Contractors brace for coming defense cuts
Debate over insourcing and sustaining the industrial base is likely to continue.
As the Pentagon readies a fiscal 2013 budget expected to map out $487 billion in cuts over the next 10 years, many contractors already are bracing for a new climate of austerity, but they are heartened by the Obama administration's pledge to preserve America's industrial base.
At the Pentagon on Thursday with President Obama, Defense Secretary Leon Panetta and Deputy Secretary Ashton B. Carter stressed the need for innovation and scientific progress. Both touched on the importance of innovation, maintaining the industrial base, and fostering science and technology.
"As we reduce the overall defense budget, we will protect our investments in special operations forces, new technologies like [intelligence, surveillance and reconnaissance] and unmanned systems, space and cyberspace capabilities, and our capacity to quickly mobilize," Panetta said.

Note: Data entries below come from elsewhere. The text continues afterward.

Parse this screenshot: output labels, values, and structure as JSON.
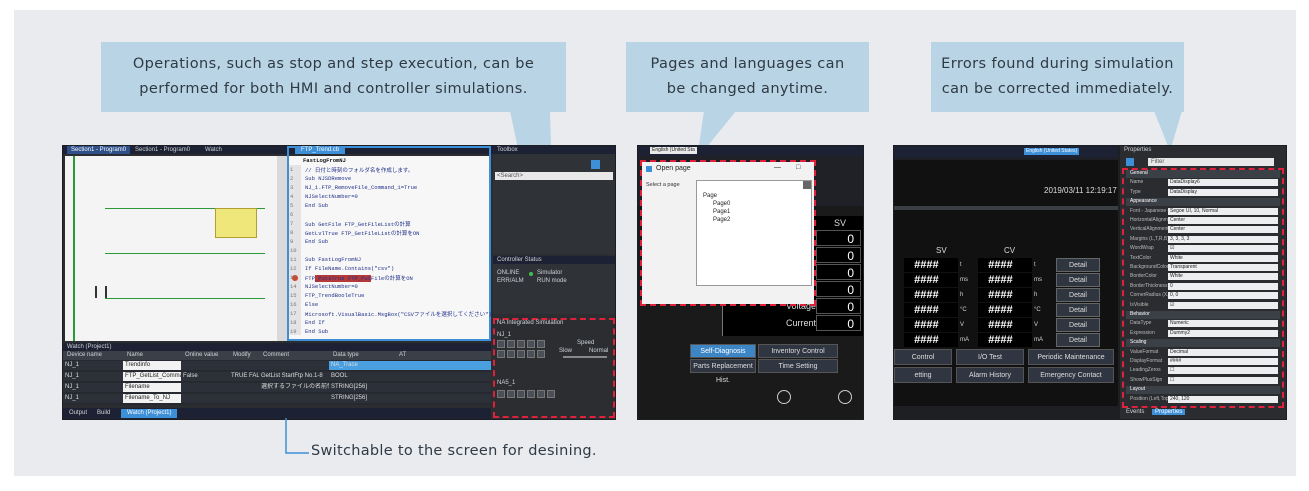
{
  "callouts": {
    "left": {
      "line1": "Operations, such as stop and step execution, can be",
      "line2": "performed for both HMI and controller simulations."
    },
    "middle": {
      "line1": "Pages and languages can",
      "line2": "be changed anytime."
    },
    "right": {
      "line1": "Errors found during simulation",
      "line2": "can be corrected immediately."
    }
  },
  "caption": "Switchable to the screen for desining.",
  "colors": {
    "callout_bg": "#b9d4e5",
    "highlight": "#e0213b",
    "switch_frame": "#3d8fd8"
  },
  "left_screen": {
    "tabs": [
      "Section1 - Program0",
      "Section1 - Program0",
      "Watch"
    ],
    "code_tab": "FTP_Trend.cb",
    "code_title": "FastLogFromNJ",
    "code_lines": [
      "// 日付と時刻のフォルダ名を作成します。",
      "Sub NJSDRemove",
      "  NJ_1.FTP_RemoveFile_Command_1=True",
      "  NJSelectNumber=0",
      "End Sub",
      "",
      "Sub GetFile         FTP_GetFileListの計算",
      "  GetLvlTrue        FTP_GetFileListの計算をON",
      "End Sub",
      "",
      "Sub FastLogFromNJ",
      "  If FileName.Contains(\"csv\")",
      "  FTP_PutsTrue      FTP_PutFileの計算をON",
      "  NJSelectNumber=0",
      "  FTP_TrendBooleTrue",
      "  Else",
      "  Microsoft.VisualBasic.MsgBox(\"CSVファイルを選択してください\")",
      "  End If",
      "End Sub"
    ],
    "toolbox_title": "Toolbox",
    "toolbox_search": "<Search>",
    "controller_status_title": "Controller Status",
    "controller_status_rows": [
      [
        "ONLINE",
        "Simulator"
      ],
      [
        "ERR/ALM",
        "RUN mode"
      ]
    ],
    "sim_panel_title": "NA Integrated Simulation",
    "sim_labels": {
      "nj": "NJ_1",
      "speed": "Speed",
      "slow": "Slow",
      "normal": "Normal",
      "na": "NA5_1"
    },
    "watch_title": "Watch (Project1)",
    "watch_headers": [
      "Device name",
      "Name",
      "Online value",
      "Modify",
      "Comment",
      "Data type",
      "AT"
    ],
    "watch_rows": [
      [
        "NJ_1",
        "Trendinfo",
        "",
        "",
        "",
        "NA_Trace",
        ""
      ],
      [
        "NJ_1",
        "FTP_GetList_Command_1",
        "False",
        "TRUE FALSE",
        "GetList StartFtp No.1-8",
        "BOOL",
        ""
      ],
      [
        "NJ_1",
        "Filename",
        "",
        "",
        "選択するファイルの名前情報",
        "STRING[256]",
        ""
      ],
      [
        "NJ_1",
        "Filename_To_NJ",
        "",
        "",
        "",
        "STRING[256]",
        ""
      ]
    ],
    "bottom_tabs": [
      "Output",
      "Build",
      "Watch (Project1)"
    ]
  },
  "middle_screen": {
    "language_dropdown": "English (United Sta",
    "dialog_title": "Open page",
    "minimize_glyph": "—",
    "maximize_glyph": "□",
    "select_label": "Select a page",
    "tree_root": "Page",
    "tree_items": [
      "Page0",
      "Page1",
      "Page2"
    ],
    "hmi_partial_header": "SV",
    "values": [
      "0",
      "0",
      "0",
      "0",
      "0",
      "0"
    ],
    "row_labels": [
      "Voltage",
      "Current"
    ],
    "buttons_row1": [
      "Self-Diagnosis",
      "Inventory Control"
    ],
    "buttons_row2": [
      "Parts Replacement Hist.",
      "Time Setting"
    ]
  },
  "right_screen": {
    "language_dropdown": "English (United States)",
    "timestamp": "2019/03/11 12:19:17",
    "col_headers": [
      "SV",
      "CV"
    ],
    "rows": [
      {
        "sv": "####",
        "unit_sv": "t",
        "cv": "####",
        "unit_cv": "t",
        "action": "Detail"
      },
      {
        "sv": "####",
        "unit_sv": "ms",
        "cv": "####",
        "unit_cv": "ms",
        "action": "Detail"
      },
      {
        "sv": "####",
        "unit_sv": "h",
        "cv": "####",
        "unit_cv": "h",
        "action": "Detail"
      },
      {
        "sv": "####",
        "unit_sv": "°C",
        "cv": "####",
        "unit_cv": "°C",
        "action": "Detail"
      },
      {
        "sv": "####",
        "unit_sv": "V",
        "cv": "####",
        "unit_cv": "V",
        "action": "Detail"
      },
      {
        "sv": "####",
        "unit_sv": "mA",
        "cv": "####",
        "unit_cv": "mA",
        "action": "Detail"
      }
    ],
    "buttons_row1": [
      "Control",
      "I/O Test",
      "Periodic Maintenance"
    ],
    "buttons_row2": [
      "etting",
      "Alarm History",
      "Emergency Contact"
    ],
    "properties_title": "Properties",
    "properties_filter": "Filter",
    "properties": [
      [
        "General",
        ""
      ],
      [
        "Name",
        "DataDisplay6"
      ],
      [
        "Type",
        "DataDisplay"
      ],
      [
        "Appearance",
        ""
      ],
      [
        "Font - Japanese (Japan)",
        "Segoe UI, 10, Normal"
      ],
      [
        "HorizontalAlignment",
        "Center"
      ],
      [
        "VerticalAlignment",
        "Center"
      ],
      [
        "Margins (L,T,R,B)",
        "3, 3, 3, 3"
      ],
      [
        "WordWrap",
        "☑"
      ],
      [
        "TextColor",
        "White"
      ],
      [
        "BackgroundColor",
        "Transparent"
      ],
      [
        "BorderColor",
        "White"
      ],
      [
        "BorderThickness",
        "0"
      ],
      [
        "CornerRadius (X,Y)",
        "0, 0"
      ],
      [
        "IsVisible",
        "☑"
      ],
      [
        "Behavior",
        ""
      ],
      [
        "DataType",
        "Numeric"
      ],
      [
        "Expression",
        "Dummy2"
      ],
      [
        "Scaling",
        ""
      ],
      [
        "ValueFormat",
        "Decimal"
      ],
      [
        "DisplayFormat",
        "####"
      ],
      [
        "LeadingZeros",
        "☐"
      ],
      [
        "ShowPlusSign",
        "☐"
      ],
      [
        "Layout",
        ""
      ],
      [
        "Position (Left,Top)",
        "240, 120"
      ]
    ],
    "properties_tabs": [
      "Events",
      "Properties"
    ]
  }
}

Carter said, "this guidance tells us to preserve investment, and even in some cases to increase our capabilities in key areas that are clearly important to the future -- special forces in counterterrorism, countering weapons of mass destruction, building partner capacity, cyber, and aspects of our science and technology investments -- making sure that we don't simply revert to yesterday's pre-9/11 force structure under the pressure of budget cuts."
He offered assurance that the Defense Department does not "eat the seed corn" by making cuts that are irreversible. "As we make program changes, we want to make sure that 10 years, 15 years from now, we still have an industrial base that supports our key weapon systems even if we're not able to buy in those areas at the rates or in the volume that we had planned before we were handed this $487 billion cut."
The Professional Services Council, a contractors trade group, issued a statement applauding the administration for recognizing that a "strong, flexible and resilient industrial base is integral to ensuring future readiness and mission success." But the council warned against "arbitrary cuts" to contracts, programs and personnel.
"Clearly, the planned reductions will have an impact on both the military and the industry. Those impacts could be exacerbated if the department does not pay close attention to how it can best capitalize on the capabilities of the private sector," said PSC President and Chief Executive Officer Stan Soloway. "It is therefore more important than ever that the department buy smart and ensure it genuinely incentivizes and rewards performance and innovation rather than simply buying at the lowest price."
The Aerospace Industries Association also was encouraged by the Pentagon's approach, saying in a statement that officials "recognized the importance of a strong industrial base" and for planning reductions based on "a new national defense strategy … rather than simply lower numbers across-the-board."
Richard Rector, a partner with DLA Piper who runs the law firm's contracting practice, told Government Executive he expects "contractors' work and the legal work to track the decline in spending, and that companies will be less willing to accept a loss on a key programs as the pie shrinks and there are fewer large programs."
During the previous defense spending downturn, in the mid-1990s, the number of bid protests went down commensurately, he said, but companies today are apt to be "less sanguine about accepting a loss when profitability and margins are thin, and more likely to fight over things that at other times they would let slide." That might mean more bid protests and more claims against agency contract officers for changing the scope of contract work, he added.
The American Federation of Government Employees urged the Pentagon "to take a balanced approach to spending reductions that subjects private contractors to the same cost-cutting scrutiny that has already been placed upon the civilian workforce," AFGE President John Gage said in a statement.
"Tens of thousands of civilian jobs are slated for elimination, despite strong evidence that having civilians perform these jobs is the most cost-effective strategy," he said. "Meanwhile, the department continues to increase spending on contractors, even though they are more costly and less accountable."
The nonprofit Project on Government Oversight criticized both Defense officials and an advance story about the Pentagon review in The New York Times for failing to address possible savings through decreased reliance on contractors. "Beyond the secretary's failure to provide specifics on how he's going to achieve his budget savings, it was what he didn't say that left us flabbergasted," POGO Executive Director Danielle Brian said in a statement. "Not once did he mention the need to take a serious look at the more than $200 billion the Pentagon spends each year on outside service contractors."
Brian said her group's research shows the Pentagon spends more on service contractors than on its uniformed military and civilian employees combined, and that contractors, on average, bill the government "nearly twice as much as it would have cost federal employees to do the same jobs."
Defense budget analysts Barry Watts and Todd Harrison of the Center for Strategic and Budgetary Assessments wrote a December 2011 op-ed in Politico underlining the importance of contractors in maintaining the industrial base and the need for a long-term Pentagon strategy that sets priorities for critical capabilities.
"For-profit companies, defense firms cannot afford to maintain a broad range of weapon design and production capabilities if there is no funding," they warned. "In 1997, for example, the British navy wanted to develop a new class of nuclear attack submarine, only to find that the British defense industrial base no longer had the necessary design or production skills. Fortunately, the Royal Navy could turn to a U.S. firm for the lost expertise. But if the Pentagon finds itself in a similar situation, to whom would it turn?"